I first heard of “Cloud Computing” when my friend in Trivandrum started talking about it, organizing seminars and conferences on the topic. I was familiar with Grid Computing, so I thought it was something similar and left it at that. But a recent need of mine illustrated to me what cloud computing really is, and why one would want it. I thought I would share my insight with the uninitiated.
Before we go any further, I should confess that I write this post with a bit of an ulterior motive. What that motive is is something I will divulge towards the end of this post.
Let me start by saying that I am no noob when it comes to computers. I started my long love affair with computing and programming in 1983. Those late night bicycle rides to CLT and stacks of Fortran cards – those were fun-filled adventures. We would submit the stack to the IBM 370 operators early in the morning and get the output in the evening. So the turn around time for each bug fix would be a day, which I think made us fairly careful programmers. I remember writing a program for printing out a calendar, one page per month, spaced and aligned properly. Useless really, because the printout would be on A3 size feed rolls with holes on the sides, and the font was a dirty Courier type of point size 12 in light blue-black, barely legible at normal reading distance. But it was fun. Unfortunately I made a mistake in the loop nesting and the calendar came out all messed up. Worse, the operator, who was stingy about the paper usage, interrupted the output on the fourth month and advised me to stop doing it. I knew that he could not interrupt it if I used only one Fortran PRINT statement and rewrote the program to do it that way. I got the output, but on the January page, there was this hand-written missive, “Try it once more and I will cancel your account.” At that point I ceased and desisted.
I started using email in the late eighties on a cluster of Vaxstations that belonged to the high-energy physics group at Syracuse University. At first, we could send email only to users on the same cluster, with DecNet addresses like VAX05::MONETI. And a year later, when I could send a mail to my friend in the next building with an address like IN%”naresh@ee.syr.edu” or something (the “IN” signifying Internet), I was mighty impressed with the pace at which technology was progressing. Little did I know that a few short years later, there would be usenet, Mosaic and e-commerce. And that I would be writing books on financial computing and WordPress plugins in PHP.
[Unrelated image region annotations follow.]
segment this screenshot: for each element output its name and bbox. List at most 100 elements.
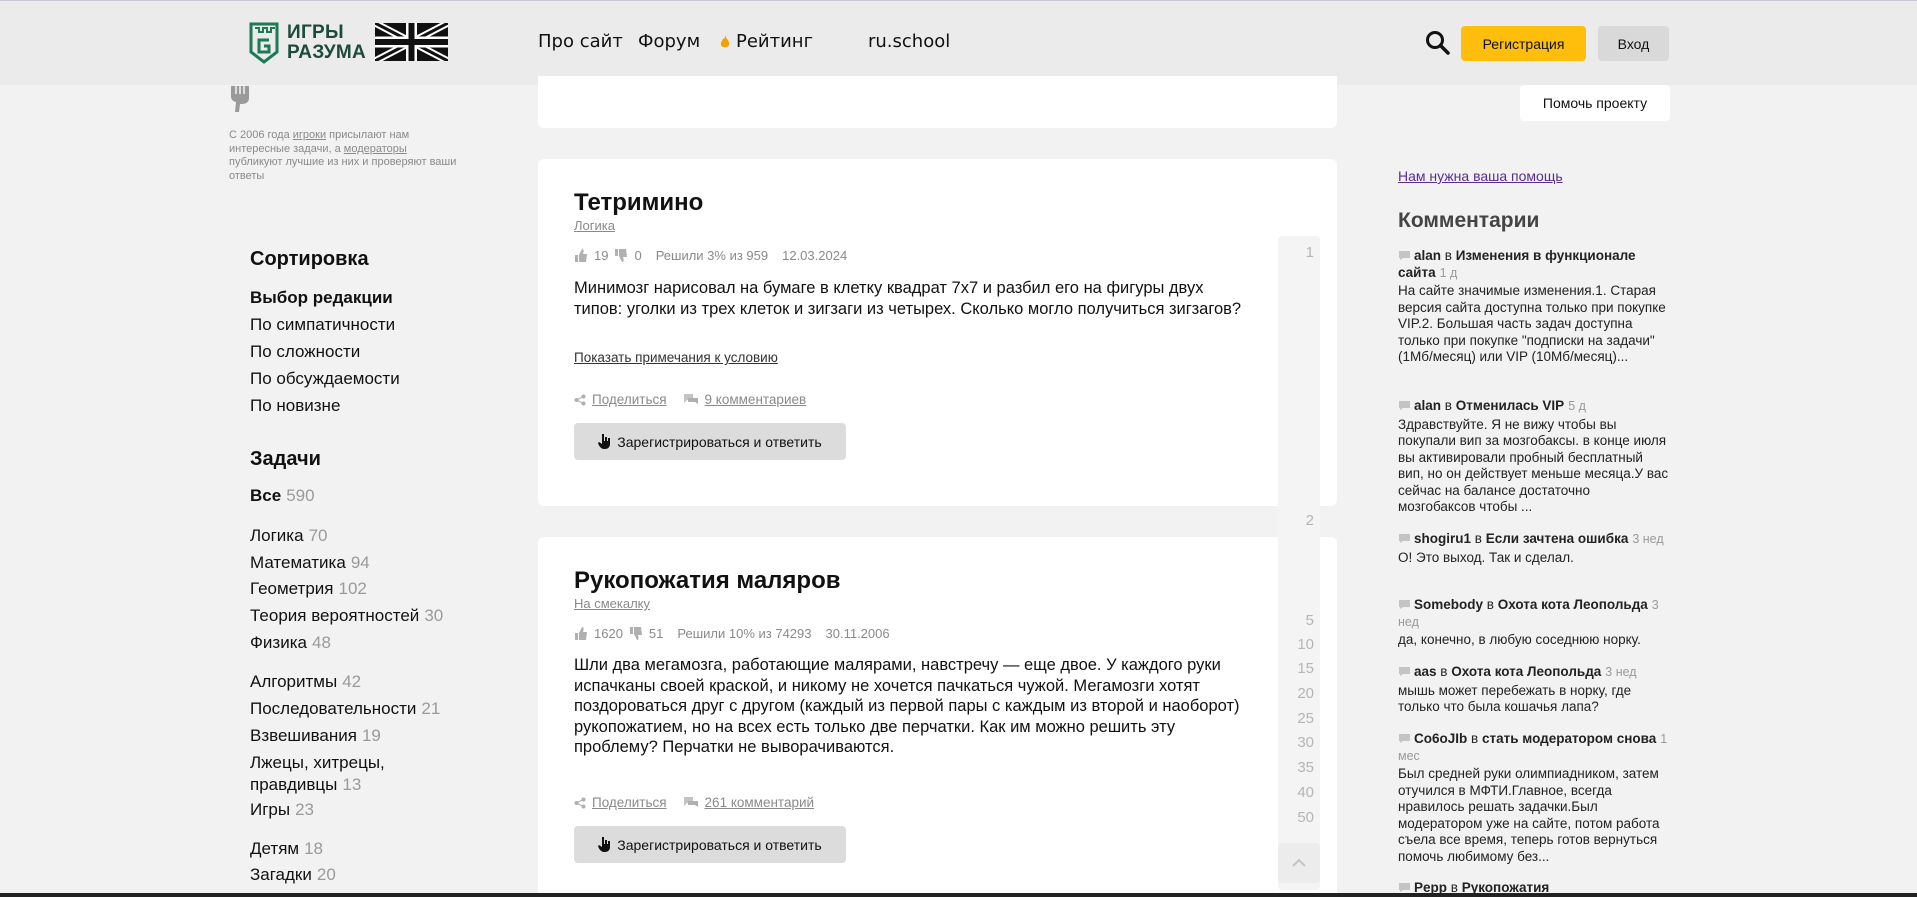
page-size-link[interactable]: 50 <box>1278 809 1320 826</box>
logo-text: ИГРЫ РАЗУМА <box>287 22 367 63</box>
comment-text[interactable]: Был средней руки олимпиадником, затем от… <box>1398 766 1670 865</box>
register-and-answer-button[interactable]: Зарегистрироваться и ответить <box>574 826 846 863</box>
sort-list: Выбор редакции По симпатичности По сложн… <box>250 284 400 419</box>
answer-button-label: Зарегистрироваться и ответить <box>617 433 822 450</box>
comment-in: в <box>1444 248 1452 263</box>
sort-by-discussion[interactable]: По обсуждаемости <box>250 365 400 392</box>
search-icon[interactable] <box>1425 30 1451 56</box>
category-kids[interactable]: Детям 18 <box>250 838 323 860</box>
comment-author[interactable]: Somebody <box>1414 597 1483 612</box>
category-probability[interactable]: Теория вероятностей 30 <box>250 605 443 627</box>
thumbs-up-icon[interactable] <box>574 249 588 262</box>
comment-author[interactable]: Co6oJIb <box>1414 731 1467 746</box>
category-liars[interactable]: Лжецы, хитрецы, правдивцы 13 <box>250 752 385 796</box>
sort-by-newest[interactable]: По новизне <box>250 392 400 419</box>
category-count: 94 <box>350 553 370 572</box>
category-logic[interactable]: Логика 70 <box>250 525 328 547</box>
comment-topic[interactable]: Отменилась VIP <box>1456 398 1564 413</box>
comment-text[interactable]: мышь может перебежать в норку, где тольк… <box>1398 683 1670 716</box>
page-size-link[interactable]: 40 <box>1278 784 1320 801</box>
comment-bubble-icon <box>1399 534 1410 543</box>
category-label: Геометрия <box>250 579 334 598</box>
comment-author[interactable]: Pepp <box>1414 880 1447 893</box>
comment-author[interactable]: aas <box>1414 664 1437 679</box>
category-geometry[interactable]: Геометрия 102 <box>250 578 367 600</box>
comments-title: Комментарии <box>1398 209 1540 232</box>
nav-rating[interactable]: Рейтинг <box>720 31 813 52</box>
category-riddles[interactable]: Загадки 20 <box>250 864 336 886</box>
problem-category-link[interactable]: Логика <box>574 218 615 233</box>
sort-editors-choice[interactable]: Выбор редакции <box>250 284 400 311</box>
category-label: Лжецы, хитрецы, <box>250 753 385 772</box>
category-label: Детям <box>250 839 300 858</box>
category-weighing[interactable]: Взвешивания 19 <box>250 725 381 747</box>
register-button[interactable]: Регистрация <box>1461 26 1586 61</box>
problem-text: Минимозг нарисовал на бумаге в клетку кв… <box>574 279 1242 318</box>
comment-author[interactable]: alan <box>1414 398 1441 413</box>
page-link[interactable]: 2 <box>1278 512 1320 529</box>
comment-author[interactable]: alan <box>1414 248 1441 263</box>
problem-category-link[interactable]: На смекалку <box>574 596 650 611</box>
comment-topic[interactable]: Охота кота Леопольда <box>1498 597 1648 612</box>
nav-school[interactable]: ru.school <box>868 31 950 52</box>
tasks-title: Задачи <box>250 448 321 470</box>
category-games[interactable]: Игры 23 <box>250 799 314 821</box>
problem-date: 12.03.2024 <box>782 248 848 263</box>
show-notes-link[interactable]: Показать примечания к условию <box>574 350 778 365</box>
scroll-top-button[interactable] <box>1278 843 1320 883</box>
page-size-link[interactable]: 30 <box>1278 734 1320 751</box>
comment-topic[interactable]: Охота кота Леопольда <box>1451 664 1601 679</box>
category-label: правдивцы <box>250 775 338 794</box>
register-and-answer-button[interactable]: Зарегистрироваться и ответить <box>574 423 846 460</box>
comment-item: Pepp в Рукопожатия <box>1398 880 1670 893</box>
nav-forum[interactable]: Форум <box>638 31 700 52</box>
players-link[interactable]: игроки <box>293 129 326 141</box>
category-count: 23 <box>295 800 315 819</box>
thumbs-down-icon[interactable] <box>614 249 628 262</box>
category-count: 21 <box>421 699 441 718</box>
comment-topic[interactable]: Если зачтена ошибка <box>1486 531 1629 546</box>
window-bottom-edge <box>0 893 1917 897</box>
comments-link[interactable]: 9 комментариев <box>705 392 807 407</box>
page-size-link[interactable]: 35 <box>1278 759 1320 776</box>
comment-text[interactable]: О! Это выход. Так и сделал. <box>1398 550 1670 567</box>
page-link[interactable]: 1 <box>1278 244 1320 261</box>
comment-topic[interactable]: стать модератором снова <box>1482 731 1656 746</box>
comment-text[interactable]: да, конечно, в любую соседнюю норку. <box>1398 632 1670 649</box>
category-all[interactable]: Все 590 <box>250 485 315 507</box>
moderators-link[interactable]: модераторы <box>344 143 407 155</box>
share-link[interactable]: Поделиться <box>592 392 667 407</box>
category-math[interactable]: Математика 94 <box>250 552 370 574</box>
problem-date: 30.11.2006 <box>825 626 890 641</box>
page-size-link[interactable]: 10 <box>1278 636 1320 653</box>
problem-card: Тетримино Логика 19 0 Решили 3% из 959 1… <box>538 159 1337 506</box>
page-size-link[interactable]: 15 <box>1278 660 1320 677</box>
intro-part: С 2006 года <box>229 129 293 141</box>
page-size-link[interactable]: 5 <box>1278 612 1320 629</box>
comment-text[interactable]: На сайте значимые изменения.1. Старая ве… <box>1398 283 1670 366</box>
need-help-link[interactable]: Нам нужна ваша помощь <box>1398 168 1563 184</box>
comment-text[interactable]: Здравствуйте. Я не вижу чтобы вы покупал… <box>1398 417 1670 516</box>
page-size-link[interactable]: 25 <box>1278 710 1320 727</box>
problem-text: Шли два мегамозга, работающие малярами, … <box>574 656 1240 756</box>
share-link[interactable]: Поделиться <box>592 795 667 810</box>
sort-by-likes[interactable]: По симпатичности <box>250 311 400 338</box>
site-header: ИГРЫ РАЗУМА Про сайт Форум Рейтинг ru.sc… <box>0 0 1917 85</box>
comments-link[interactable]: 261 комментарий <box>705 795 815 810</box>
thumbs-down-icon[interactable] <box>629 627 643 640</box>
login-button[interactable]: Вход <box>1598 26 1669 61</box>
uk-flag-icon[interactable] <box>375 23 448 61</box>
thumbs-up-icon[interactable] <box>574 627 588 640</box>
category-sequences[interactable]: Последовательности 21 <box>250 698 440 720</box>
category-physics[interactable]: Физика 48 <box>250 632 331 654</box>
help-project-button[interactable]: Помочь проекту <box>1520 85 1670 121</box>
comment-author[interactable]: shogiru1 <box>1414 531 1471 546</box>
problem-title[interactable]: Тетримино <box>574 189 703 217</box>
comment-topic[interactable]: Рукопожатия <box>1462 880 1550 893</box>
category-count: 48 <box>311 633 331 652</box>
sort-by-difficulty[interactable]: По сложности <box>250 338 400 365</box>
category-algorithms[interactable]: Алгоритмы 42 <box>250 671 361 693</box>
nav-about[interactable]: Про сайт <box>538 31 623 52</box>
page-size-link[interactable]: 20 <box>1278 685 1320 702</box>
problem-title[interactable]: Рукопожатия маляров <box>574 567 841 595</box>
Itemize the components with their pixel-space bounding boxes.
Despite keeping pace with computing technology most of my life, I have begun to feel that technology is slowly breaking free and drifting away from me. I still don’t have a twitter account, and I visit my Facebook only once a month or so. More to the point of this post, I am embarrassed to admit that I had no clue what this cloud computing was all about. Until I got my MacBook Air, thanks to my dear wife who likes to play sugar mama once in a while. I always had this problem of synchronizing my documents among the four or five PCs and Macs I regularly work with. With a USB drive and extreme care, I could manage it, but the MBA was the proverbial straw that broke my camel of a back. (By the way, did you know this Iranian proverb – “Every time the came shits, it’s not dates”?) I figured that there had to be better way. I had played with Google Apps for a while now, although I didn’t realize that it was cloud computing.
What I wanted to do was a bit more involved than office applications. I wanted to work on my hobby PHP projects from different computers. This means something like XAMPP or MAMPP along with NetBeans on all the computers I work with. But how do I keep the source code sync’ed? Thmbdrives and backup/sync programs? Not elegant, and hardly seamless. Then I hit upon the perfect solution – Dropbox! This way, you store the source files on the network (using Amazon S3, apparently, but that is beside the point), and see a directory (folder for those who haven’t obeyed Steve Jobbs and gone back to the Mac) that looks like suspiciously local. In fact, it is a local directory – just that there is a program running on the background syncing it with your folder on the cloud.
Dropbox! gives you 2GB of network storage free, which I find quite adequate for any normal user. (That sounds like the famous last words by Bill Gates, doesn’t it? “64KB of memory should be enough for anyone!”) And, you can get 250MB extra for every successful referral you make. That brings me to my ulterior motive – all the links to Dropbox! on this post are actually referral links. When you sign up and start using it by clicking on one of them, I get 250MB extra. Don’t worry, you get 250MB extra as well. So I can grow my online storage up to 8GB, which should keep me happy for a long time, unless I want to store my photos and video there, in which case I will upgrade my Dropbox! account to a paid service.
Apart from giving me extra space, there are many reasons you should really check out Dropbox!. I will write more on those reasons later, but let me list them here.
1. Sync your (Mac) address book among your Macs.
2. Multiple synced backups of your precious data.
3. Transparent use for IDEs such as Netbeans.
Some of these reasons are addressed only by following some tips and tricks, which I will write about.
By the way, we Indian writers like to use expressions like ulterior motives and vested interests. Do you think it is because we always have some?